After the Revolution of Dignity, Ukraine began to build relations with the great powers on its own, the expert said.
"The United States and the EU, Russia and Germany - these are totally different relationships. We have allied relations with the USA. With Russia, we have the relations of a nation at war with the state that is occupying part of our territory. These are not the relations between a satellite of Moscow and other countries, as was the case before the victory of the Maidan," said Portnykov.
The expert stressed that only after the Maidan, Ukraine became a subject in the field of its own historical memory. The policy on this issue should not be permanent but can be adjusted over the years.

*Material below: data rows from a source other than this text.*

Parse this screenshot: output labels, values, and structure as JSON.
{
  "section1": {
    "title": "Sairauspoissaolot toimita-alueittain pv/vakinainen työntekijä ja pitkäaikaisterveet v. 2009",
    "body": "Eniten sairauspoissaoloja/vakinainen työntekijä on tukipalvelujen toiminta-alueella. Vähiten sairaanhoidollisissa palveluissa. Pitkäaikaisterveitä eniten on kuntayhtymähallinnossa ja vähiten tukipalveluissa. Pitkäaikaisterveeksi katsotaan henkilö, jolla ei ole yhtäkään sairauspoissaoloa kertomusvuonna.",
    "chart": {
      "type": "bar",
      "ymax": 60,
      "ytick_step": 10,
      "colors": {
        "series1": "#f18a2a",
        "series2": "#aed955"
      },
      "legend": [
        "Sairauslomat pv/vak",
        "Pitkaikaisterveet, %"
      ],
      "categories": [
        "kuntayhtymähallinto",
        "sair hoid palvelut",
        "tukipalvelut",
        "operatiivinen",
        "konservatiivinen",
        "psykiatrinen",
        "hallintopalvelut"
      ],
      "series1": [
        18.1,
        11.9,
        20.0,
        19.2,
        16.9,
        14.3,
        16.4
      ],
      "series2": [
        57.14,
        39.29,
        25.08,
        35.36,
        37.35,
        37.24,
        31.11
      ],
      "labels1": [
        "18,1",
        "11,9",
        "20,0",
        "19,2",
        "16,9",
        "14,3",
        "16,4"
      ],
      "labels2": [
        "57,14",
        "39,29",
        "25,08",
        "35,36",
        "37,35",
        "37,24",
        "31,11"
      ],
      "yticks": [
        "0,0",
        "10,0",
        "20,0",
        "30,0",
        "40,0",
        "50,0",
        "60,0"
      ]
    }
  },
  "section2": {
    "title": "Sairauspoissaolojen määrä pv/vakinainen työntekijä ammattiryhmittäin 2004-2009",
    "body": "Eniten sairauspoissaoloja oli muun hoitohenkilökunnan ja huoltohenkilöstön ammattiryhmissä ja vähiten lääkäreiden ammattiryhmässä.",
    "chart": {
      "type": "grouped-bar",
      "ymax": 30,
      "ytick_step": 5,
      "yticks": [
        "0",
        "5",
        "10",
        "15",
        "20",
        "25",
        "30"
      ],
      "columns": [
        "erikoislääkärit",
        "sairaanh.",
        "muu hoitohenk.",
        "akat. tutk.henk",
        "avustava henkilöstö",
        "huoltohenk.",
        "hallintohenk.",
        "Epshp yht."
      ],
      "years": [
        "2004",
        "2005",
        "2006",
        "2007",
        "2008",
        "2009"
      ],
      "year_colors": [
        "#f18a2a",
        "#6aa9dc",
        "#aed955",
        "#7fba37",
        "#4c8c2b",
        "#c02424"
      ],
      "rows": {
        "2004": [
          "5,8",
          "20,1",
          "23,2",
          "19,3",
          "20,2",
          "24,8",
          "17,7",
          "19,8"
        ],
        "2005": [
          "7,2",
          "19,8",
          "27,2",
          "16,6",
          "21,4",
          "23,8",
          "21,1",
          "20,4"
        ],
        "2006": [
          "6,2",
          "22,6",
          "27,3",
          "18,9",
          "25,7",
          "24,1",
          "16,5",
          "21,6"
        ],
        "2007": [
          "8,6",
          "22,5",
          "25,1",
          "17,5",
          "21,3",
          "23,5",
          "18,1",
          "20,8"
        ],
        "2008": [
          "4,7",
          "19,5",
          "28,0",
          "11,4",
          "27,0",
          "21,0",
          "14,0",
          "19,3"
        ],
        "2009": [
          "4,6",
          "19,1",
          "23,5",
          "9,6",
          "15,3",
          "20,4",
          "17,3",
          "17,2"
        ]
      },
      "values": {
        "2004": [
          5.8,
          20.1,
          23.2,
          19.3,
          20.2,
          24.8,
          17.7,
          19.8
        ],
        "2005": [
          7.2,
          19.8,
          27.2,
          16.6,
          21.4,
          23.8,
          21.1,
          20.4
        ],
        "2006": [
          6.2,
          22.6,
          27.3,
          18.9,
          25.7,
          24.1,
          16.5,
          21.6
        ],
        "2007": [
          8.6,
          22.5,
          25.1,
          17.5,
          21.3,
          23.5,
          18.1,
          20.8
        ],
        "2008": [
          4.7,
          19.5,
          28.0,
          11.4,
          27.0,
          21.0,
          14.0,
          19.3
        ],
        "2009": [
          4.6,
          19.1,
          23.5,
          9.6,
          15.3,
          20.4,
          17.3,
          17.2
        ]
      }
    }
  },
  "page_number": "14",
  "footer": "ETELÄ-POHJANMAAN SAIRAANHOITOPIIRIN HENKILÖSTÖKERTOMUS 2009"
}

It can be influenced by internal political processes, eg depending on which political forces rule the country, or the current political circumstances, because the historical memory in times of war differs from memory in times of peace.
"The point is that this is normal for us while our neighbours still view us as a Soviet republic. I always cite an example: Poland has no historical disputes with Belarus, which still lives in the Soviet paradigm, however they have been having problems with Lithuania for 25 consecutive years. I believe it is not something to be afraid of. Moreover, in my opinion, Poland is fully entitled to its own interpretation of historical memory and its own attitude towards the Ukrainian policy," Portnykov said.
In Europe, there are countries that also have different views on the past: Britain and Ireland, France and Germany... Nevertheless, they maintain close relationships, the expert added. For example, the president of Ireland first visited London almost a century after Ireland declared independence. The Irish and Brits are not any closer in the way they view their common history and the past than Ukrainians and Poles.
"For me, the only red line is when our neighbours, who are our strategic allies and friends, despite all the historical problems that obviously exist between Ukrainians and Poles, become the allies of our enemy," Portnykov said.
"When Poland issues political statements or draws 'blacklists' and we answer in kind is one story. Russian tanks, however, is quite another story. I would not want our neighbours, the countries of Central and Eastern Europe to be the allies of a nation that is ready to destroy Ukraine. I do not see this, though. I believe that Poland, despite all of its claims arising from the arrival of Ukraine as an independent subject, is strategically interested in our development," Portnykov concluded.